Benzer bir gelişme ile Hizbullah, 2017 yılının temmuz ayında yaptığı açıklamada ülke içerisinde bulunan DAEŞ unsurlarının temizlenmesi için bir planı yürürlüğe koyduğunu açıkladı. Hizbullah’ın bu açıklaması Lübnan ordusunu zor bir ikilemle karşı karşıya bırakırken, resmi ordunun operasyonel kabiliyetini zayıflatıp yaptığı planların çökmesine sebep oldu. Lübnan ordusunun DAEŞ’le mücadele için üç senedir üzerinde çalıştığı bir planı olsa da özellikle Suriye sınırındaki çatışmalarda Hizbullah’ın önüne geçemedi. Lübnan kamuoyu ülke ordusunu, meydanı çoğu alanda Hizbullah’a bırakmakla suçlandı ve suçlanmaya da devam ediyor. Lübnan ordusunun ülke savunmasının yanında kendi iç çatışmaları ile de uğraştığı biliniyor.
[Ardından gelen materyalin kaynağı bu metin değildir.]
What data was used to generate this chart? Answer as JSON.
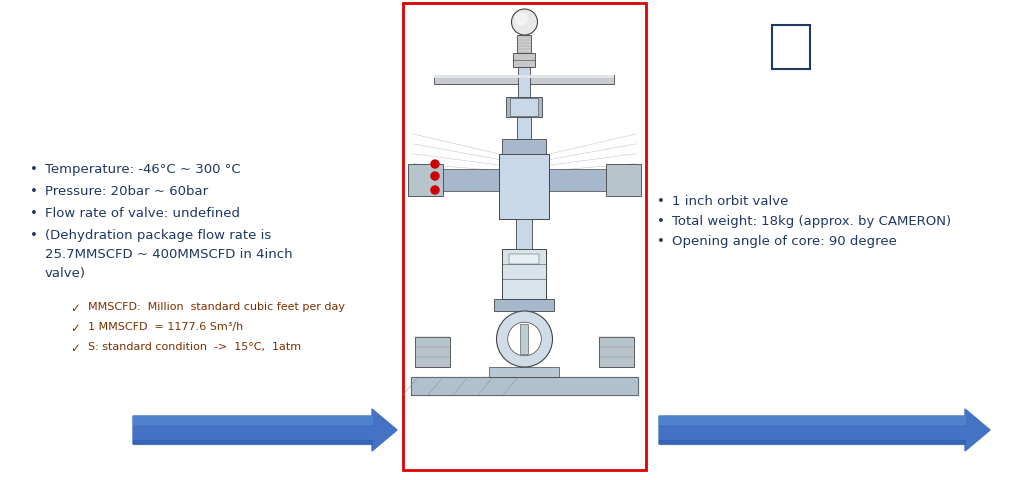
{
  "bg_color": "#ffffff",
  "left_bullets": [
    {
      "text": "Temperature: -46°C ~ 300 °C",
      "color": "#1f3b6e"
    },
    {
      "text": "Pressure: 20bar ~ 60bar",
      "color": "#1f3b6e"
    },
    {
      "text": "Flow rate of valve: undefined",
      "color": "#1f3b6e"
    },
    {
      "text": "(Dehydration package flow rate is",
      "color": "#1f3b6e"
    },
    {
      "text": "25.7MMSCFD ~ 400MMSCFD in 4inch",
      "color": "#1f3b6e"
    },
    {
      "text": "valve)",
      "color": "#1f3b6e"
    }
  ],
  "sub_bullets": [
    {
      "text": "MMSCFD:  Million  standard cubic feet per day",
      "color": "#7b3000"
    },
    {
      "text": "1 MMSCFD  = 1177.6 Sm³/h",
      "color": "#7b3000"
    },
    {
      "text": "S: standard condition  ->  15°C,  1atm",
      "color": "#7b3000"
    }
  ],
  "right_bullets": [
    {
      "text": "1 inch orbit valve",
      "color": "#1f3b6e"
    },
    {
      "text": "Total weight: 18kg (approx. by CAMERON)",
      "color": "#1f3b6e"
    },
    {
      "text": "Opening angle of core: 90 degree",
      "color": "#1f3b6e"
    }
  ],
  "arrow_color": "#4472c4",
  "arrow_color_light": "#5b8fd4",
  "arrow_shadow": "#2255a4",
  "rect_border_color": "#dd0000",
  "small_rect_color": "#1f3b6e",
  "valve_bg": "#ffffff",
  "valve_line": "#444444",
  "valve_fill_light": "#c8d8e8",
  "valve_fill_mid": "#a8b8cc",
  "valve_fill_dark": "#8898ac"
}
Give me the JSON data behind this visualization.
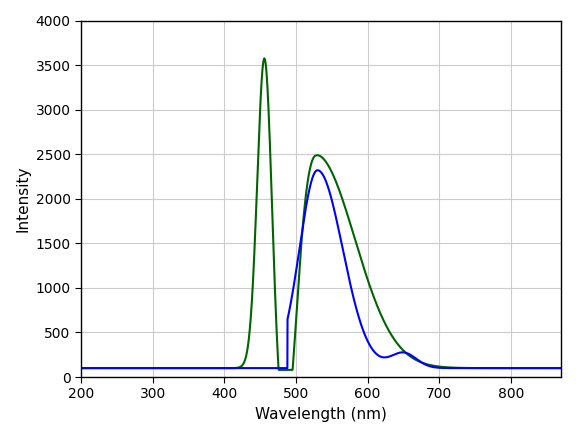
{
  "title": "",
  "xlabel": "Wavelength (nm)",
  "ylabel": "Intensity",
  "xlim": [
    200,
    870
  ],
  "ylim": [
    0,
    4000
  ],
  "yticks": [
    0,
    500,
    1000,
    1500,
    2000,
    2500,
    3000,
    3500,
    4000
  ],
  "xticks": [
    200,
    300,
    400,
    500,
    600,
    700,
    800
  ],
  "background_color": "#ffffff",
  "grid_color": "#cccccc",
  "line1_color": "#006400",
  "line2_color": "#0000ff",
  "line_width": 1.5
}
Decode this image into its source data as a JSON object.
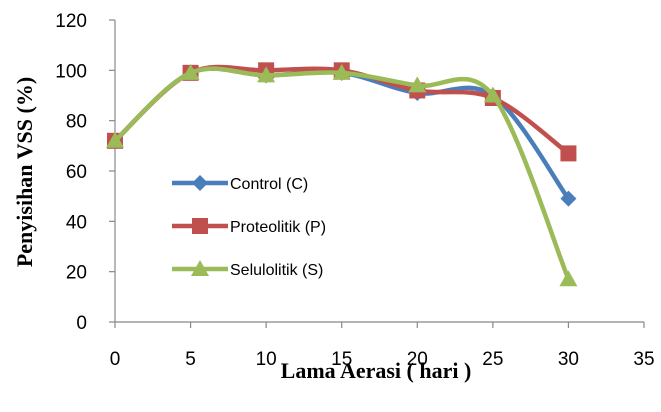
{
  "chart_data": {
    "type": "line",
    "xlabel": "Lama Aerasi ( hari )",
    "ylabel": "Penyisihan VSS (%)",
    "xlim": [
      0,
      35
    ],
    "ylim": [
      0,
      120
    ],
    "xticks": [
      0,
      5,
      10,
      15,
      20,
      25,
      30,
      35
    ],
    "yticks": [
      0,
      20,
      40,
      60,
      80,
      100,
      120
    ],
    "grid": false,
    "legend_position": "left-center",
    "smoothed": true,
    "x": [
      0,
      5,
      10,
      15,
      20,
      25,
      30
    ],
    "series": [
      {
        "name": "Control (C)",
        "values": [
          72,
          99,
          98,
          99,
          91,
          90,
          49
        ],
        "color": "#4a7ebb",
        "marker": "diamond"
      },
      {
        "name": "Proteolitik (P)",
        "values": [
          72,
          99,
          100,
          100,
          92,
          89,
          67
        ],
        "color": "#c0504d",
        "marker": "square"
      },
      {
        "name": "Selulolitik (S)",
        "values": [
          72,
          99,
          98,
          99,
          94,
          90,
          17
        ],
        "color": "#9bbb59",
        "marker": "triangle"
      }
    ]
  }
}
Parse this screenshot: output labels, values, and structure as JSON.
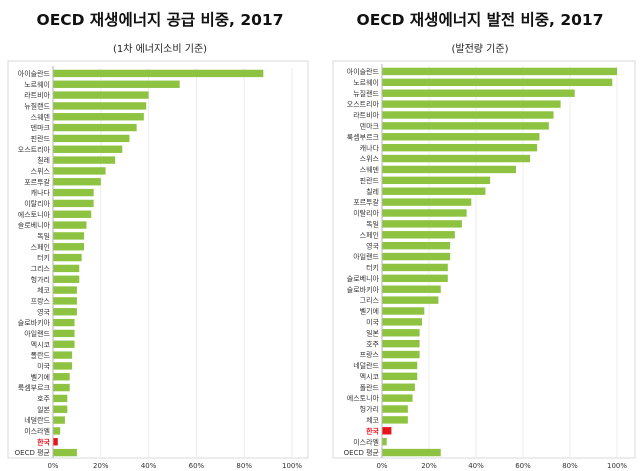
{
  "charts": [
    {
      "title": "OECD 재생에너지 공급 비중, 2017",
      "subtitle": "(1차 에너지소비 기준)"
    },
    {
      "title": "OECD 재생에너지 발전 비중, 2017",
      "subtitle": "(발전량 기준)"
    }
  ],
  "colors": {
    "bar": "#8dc341",
    "highlight": "#e8141b",
    "axis": "#b5b5b5",
    "grid": "#ededed",
    "frame": "#d9d9d9"
  },
  "chart_data": [
    {
      "type": "bar",
      "orientation": "horizontal",
      "title": "OECD 재생에너지 공급 비중, 2017",
      "subtitle": "(1차 에너지소비 기준)",
      "xlim": [
        0,
        100
      ],
      "x_ticks": [
        "0%",
        "20%",
        "40%",
        "60%",
        "80%",
        "100%"
      ],
      "grid": true,
      "highlight": "한국",
      "categories": [
        "아이슬란드",
        "노르웨이",
        "라트비아",
        "뉴질랜드",
        "스웨덴",
        "덴마크",
        "핀란드",
        "오스트리아",
        "칠레",
        "스위스",
        "포르투갈",
        "캐나다",
        "이탈리아",
        "에스토니아",
        "슬로베니아",
        "독일",
        "스페인",
        "터키",
        "그리스",
        "헝가리",
        "체코",
        "프랑스",
        "영국",
        "슬로바키아",
        "아일랜드",
        "멕시코",
        "폴란드",
        "미국",
        "벨기에",
        "룩셈부르크",
        "호주",
        "일본",
        "네덜란드",
        "이스라엘",
        "한국",
        "OECD 평균"
      ],
      "values": [
        88,
        53,
        40,
        39,
        38,
        35,
        32,
        29,
        26,
        22,
        20,
        17,
        17,
        16,
        14,
        13,
        13,
        12,
        11,
        11,
        10,
        10,
        10,
        9,
        9,
        9,
        8,
        8,
        7,
        7,
        6,
        6,
        5,
        3,
        2,
        10
      ]
    },
    {
      "type": "bar",
      "orientation": "horizontal",
      "title": "OECD 재생에너지 발전 비중, 2017",
      "subtitle": "(발전량 기준)",
      "xlim": [
        0,
        100
      ],
      "x_ticks": [
        "0%",
        "20%",
        "40%",
        "60%",
        "80%",
        "100%"
      ],
      "grid": true,
      "highlight": "한국",
      "categories": [
        "아이슬란드",
        "노르웨이",
        "뉴질랜드",
        "오스트리아",
        "라트비아",
        "덴마크",
        "룩셈부르크",
        "캐나다",
        "스위스",
        "스웨덴",
        "핀란드",
        "칠레",
        "포르투갈",
        "이탈리아",
        "독일",
        "스페인",
        "영국",
        "아일랜드",
        "터키",
        "슬로베니아",
        "슬로바키아",
        "그리스",
        "벨기에",
        "미국",
        "일본",
        "호주",
        "프랑스",
        "네덜란드",
        "멕시코",
        "폴란드",
        "에스토니아",
        "헝가리",
        "체코",
        "한국",
        "이스라엘",
        "OECD 평균"
      ],
      "values": [
        100,
        98,
        82,
        76,
        73,
        71,
        67,
        66,
        63,
        57,
        46,
        44,
        38,
        36,
        34,
        31,
        29,
        29,
        28,
        28,
        25,
        24,
        18,
        17,
        16,
        16,
        16,
        15,
        15,
        14,
        13,
        11,
        11,
        4,
        2,
        25
      ]
    }
  ]
}
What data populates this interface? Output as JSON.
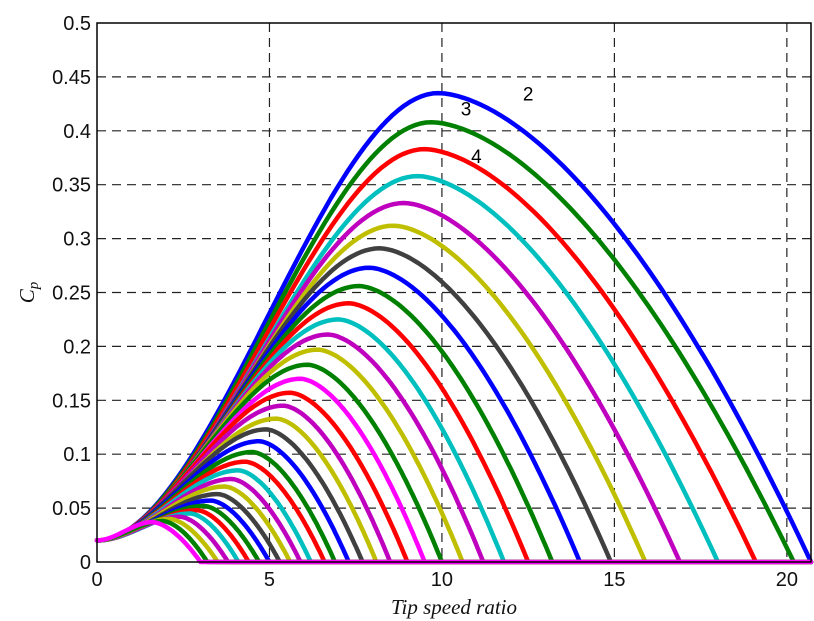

Bu da Irak ordusunun özellikle DAEŞ karşısındaki zayıf durumunun Haşd-i Şabi’yi beslemesi gibi Lübnan ordusunun zayıf noktalarının Hizbullah’a alan kazandırdığını gösteriyor.[2]

Bu yönde paralel bir diğer önemli gelişme ise, Lübnan siyasetinde Irak gölgesinin daha fazla hissedilir oluşudur. Nitekim, Lübnan başbakanı Saad el Hariri, geçtiğimiz günlerde Irak Başbakanı Haydar Abadi ve Şii dini lider Ayetullah Ali Sistani’ye bir mektup yazarak Haşd-i Şabi liderlerinin Lübnan ziyaretlerine bir son verilmesini talep etmişti. Hariri’nin bu mektubunun Haşd-i Şabi’nin iki büyük Şii örgütü Asaib’i Ehli’l Hakk lideri Kays el Hazali ve Hareketü’n Nüceba lideri Ekrem el Kaabi’nin Lübnan’a resmi ziyaret planlamalarının ardından geldi. Lübnan, Haşd-i Şabi’nin Hizbullah ile birlikte hareket ederek etki alanını Irak ötesine yaymasından endişe ediyor. Kays el Hazali beraberindeki bir grup militanla birlikte Aralık 2017’de Lübnan-İsrail sınırına bir ziyaret gerçekleştirmiş, Hazali’nin bu ziyareti Lübnan Başbakanı’nın yoğun tepkisine sebep olmuştu.[3] Nitekim, gözlemciler, İran’ın bu iki grup üzerindeki nüfuzu göz önüne alındığında, yayılmacı bölge siyaseti çerçevesinde Hizbullah ile Haşd-i Şabi’yi bir safa toplanmaya çalıştığı izleniminden bahsediyorlar.

 


[1] Sardar Aziz, “The Dangers of the Institutionalization of Iraq’s Popular Mobilization Units, The Washington Institute for Near East Policy, 25 Nisan 2017.
[2] Aram Nerguzian, “The Lebanese Armed Forces, Hezbollah and Military Legitimacy”, 4 Ekim 2017.